Though there are measures that Flanagan has to take to play. “I require blood glucose monitoring at least five or six times day, and it’s double that when I’m playing a Touch game or tournament.

“I now have an Insulin Pump that I wear 24 hours a day, every day – except when I train or play or am in water. I always carry a juice poppa with me wherever I go, as they are a quick, easy way to spike my sugars when I’m having a hyperglycaemic low. I suffer a lot after big games, trainings and tournaments, which is what they call a delayed hypo. Up to 24 hours later I can have a big low – when I’m in bed at 3AM after a Vawdon Cup game for example.

“Back in 2013, on the day of my first Vawdon Cup qualifying final with the Canterbury Bulldogs Women’s Open team, I didn’t wake up because I was in a severe hypoglycaemic low, which required an ambulance paramedic to bring me out of my low.” Ten hours after that, Flanagan showed up for her team. “I managed take the field with my teammates and play.” 

So does Flanagan think living with this disease has made her more resilient? “Yes, definitely. I’ve had to overcome challenging obstacles on a daily basis, which has made me more determined to not use this disease as an excuse and compete and be the best that I can.”  

It’s also helped her in her work as a disability support worker. “I can relate on a personal level to the people I help because I know what it’s like to be different from everyone else. I’ve learnt to be patient and want to make a difference in their lives. I absolutely love my job.” 

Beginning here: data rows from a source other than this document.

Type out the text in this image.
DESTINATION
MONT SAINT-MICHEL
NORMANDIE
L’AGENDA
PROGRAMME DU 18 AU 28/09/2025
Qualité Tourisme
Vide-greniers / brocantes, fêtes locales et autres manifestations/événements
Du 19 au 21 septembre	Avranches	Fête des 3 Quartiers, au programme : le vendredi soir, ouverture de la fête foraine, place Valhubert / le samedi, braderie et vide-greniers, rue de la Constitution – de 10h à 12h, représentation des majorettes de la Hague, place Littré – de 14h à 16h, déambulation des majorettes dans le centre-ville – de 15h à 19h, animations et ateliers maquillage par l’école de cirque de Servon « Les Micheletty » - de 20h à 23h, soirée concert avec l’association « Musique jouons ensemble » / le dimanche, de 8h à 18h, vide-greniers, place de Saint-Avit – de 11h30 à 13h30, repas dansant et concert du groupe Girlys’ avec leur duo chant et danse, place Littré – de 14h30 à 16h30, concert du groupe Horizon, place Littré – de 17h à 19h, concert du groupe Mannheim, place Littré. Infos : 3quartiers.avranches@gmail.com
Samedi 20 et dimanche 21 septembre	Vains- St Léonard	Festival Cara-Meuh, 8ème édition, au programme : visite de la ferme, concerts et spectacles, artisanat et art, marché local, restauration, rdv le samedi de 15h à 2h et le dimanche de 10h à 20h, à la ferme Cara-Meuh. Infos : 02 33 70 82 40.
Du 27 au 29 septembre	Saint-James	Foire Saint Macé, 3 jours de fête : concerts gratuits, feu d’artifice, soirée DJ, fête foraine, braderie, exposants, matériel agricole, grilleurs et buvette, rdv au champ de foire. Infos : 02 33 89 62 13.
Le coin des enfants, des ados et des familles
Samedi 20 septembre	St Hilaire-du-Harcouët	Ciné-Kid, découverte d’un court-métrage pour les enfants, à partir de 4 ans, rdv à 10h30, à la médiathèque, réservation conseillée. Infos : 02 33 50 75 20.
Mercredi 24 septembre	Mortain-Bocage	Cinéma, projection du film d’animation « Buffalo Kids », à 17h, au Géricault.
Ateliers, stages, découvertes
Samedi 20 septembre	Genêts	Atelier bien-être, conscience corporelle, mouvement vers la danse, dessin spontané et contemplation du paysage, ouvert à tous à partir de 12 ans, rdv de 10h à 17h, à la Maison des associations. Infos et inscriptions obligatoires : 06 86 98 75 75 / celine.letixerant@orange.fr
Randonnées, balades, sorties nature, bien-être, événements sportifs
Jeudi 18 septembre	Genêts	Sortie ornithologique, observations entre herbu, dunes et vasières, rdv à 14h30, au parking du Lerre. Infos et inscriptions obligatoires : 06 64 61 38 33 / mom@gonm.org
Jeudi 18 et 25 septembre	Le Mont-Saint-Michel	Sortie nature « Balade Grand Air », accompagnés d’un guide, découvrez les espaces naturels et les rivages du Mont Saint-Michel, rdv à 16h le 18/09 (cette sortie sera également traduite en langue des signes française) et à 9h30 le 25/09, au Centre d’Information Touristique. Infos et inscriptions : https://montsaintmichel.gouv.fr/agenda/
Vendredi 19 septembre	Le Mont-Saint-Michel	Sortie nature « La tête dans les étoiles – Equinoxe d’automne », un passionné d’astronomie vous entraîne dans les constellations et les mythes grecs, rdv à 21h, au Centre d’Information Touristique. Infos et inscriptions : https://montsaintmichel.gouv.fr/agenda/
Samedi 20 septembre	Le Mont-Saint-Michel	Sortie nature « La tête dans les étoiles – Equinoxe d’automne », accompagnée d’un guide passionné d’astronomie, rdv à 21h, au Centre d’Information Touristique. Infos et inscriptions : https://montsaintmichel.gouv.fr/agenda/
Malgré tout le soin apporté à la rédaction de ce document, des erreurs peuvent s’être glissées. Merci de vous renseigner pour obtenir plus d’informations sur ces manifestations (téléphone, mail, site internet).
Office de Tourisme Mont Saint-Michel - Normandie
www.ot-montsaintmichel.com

And what has she found are some of the biggest misconceptions she’s found people have about type 1 diabetes? “That diabetes is not a serious disease. It’s life-threatening and there is no cure. It can reduce life expectancy, along with loss of limbs, if not controlled and monitored 24/7. Another misconception is that a lot of people think diabetes is only to do with being overweight and sugar intake. There’s a lot of confusion between type 1 and type 2.”

Quickfire Questions

1. Clubs you’ve played at? “I started with Newcastle City, then represented Hunter-Western Hornets at Junior Regionals from U14s to U18s, before transitioning to Women’s Opens with Wallsend Touch for a year in Women’s prems. I then made the decision to travel twice a week to Sydney to play with Canterbury Women’s Bulldogs from 2013 onwards.”
2. Tell us about your elite career. “I’ve played Elite 8 with Country Mavericks, Sydney Scorps and Sydney Mets. I’ve played in two W20s teams at State of Origin (2014, 2016), won two WO State Cup and two Vawdon Cup titles with my Bulldogs sisters. I’ve played two years in the NRL Touch Premiership with the West Tigers. And I was named in the NSW Mixed Open squad before COVID-19 put a halt on trials.”
3. Pre-game rituals? “Left shoe on first.”
4. Advice to your younger self? “Keep going. These setbacks will lead to something great.”
5. Favourite thing about Touch? “The friendships. I couldn’t ask for a better family and sisterhood to be a part of than my Canterbury Bulldogs girls. I love my doggies.”